I live in the inner suburbs and across the river is Fitzroy, only a twenty minute drive. And yet I never seem to be able to find the time to do it.
Like the north shore and the southern side of the harbour in Sydney, sometimes we in the east have a little psychological barrier about crossing the river.
You see, in Gertrude Street Fitzroy, there is a magical shop called Vixen, where you can buy these lampshades. Well not literally these, as these are the ones hanging in my hallway, but something just like it or maybe even better.
Yes I know, I know (impatient tone) you can make your own lampshades, but these are custom made, covered in Georgia Chapman's beautiful silk hand prints and lined with a contrasting print. And for many months now I have been dreaming of having a shade like this, in blue tones for my bedside table.
The lampshades are actually a late addition. VIxen now does various home wares including wonderful rugs.
But originally, Vixen became famous for its silk clothes and in particular, its sarongs. Vixen's philosophy is not to slavishly follow trends, but to create designs which are classic and long lasting. All their sarongs are made of sections of different silks, like an off beat patchwork, but they don't look crafty or homemade. They look glamourous and sparkling. I can think of many ladies from the 1920s who would have been right at home in a Vixen sarong, probably the best example is the naughty Lady Idina Sackville (known as the Bolter when she came to life in a number of Nancy Mitford novels) who scandalised England and Kenya with her multi marriages and flexible sensuous approach to life:
Here she is on the cover of Tatler in 1923, newly engaged to Josslyn Hay.
(The Bolter, by her great grandaughter Frances Osbourne is a book which must be read).

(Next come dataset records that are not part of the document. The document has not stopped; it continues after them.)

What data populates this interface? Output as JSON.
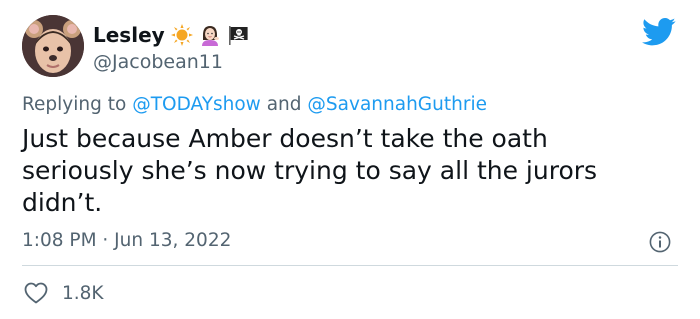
{
  "user": {
    "display_name": "Lesley",
    "handle": "@Jacobean11",
    "badge_icons": [
      "sun-emoji-icon",
      "woman-tipping-hand-emoji-icon",
      "pirate-flag-emoji-icon"
    ]
  },
  "reply_context": {
    "prefix": "Replying to",
    "mention_1": "@TODAYshow",
    "joiner": "and",
    "mention_2": "@SavannahGuthrie"
  },
  "tweet": {
    "text": "Just because Amber doesn’t take the oath seriously she’s now trying to say all the jurors didn’t.",
    "timestamp": "1:08 PM · Jun 13, 2022"
  },
  "engagement": {
    "likes": "1.8K"
  },
  "colors": {
    "accent": "#1d9bf0",
    "text_primary": "#0f1419",
    "text_secondary": "#536471",
    "divider": "#cfd9de"
  }
}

Over many painstaking years I have collected Vixen sarongs. When I first started buying these Vixen was located in the city, in a turn of the century Art Nouveau office building with a hand cranked lift running down the centre of the stairwell.
The fabrics were screen printed in a huge warehouse room which probably originally housed printing presses.
And very occasionally in Melbourne we have the weather for sarongs. But just owning them, even if I don't wear them much, improves my life.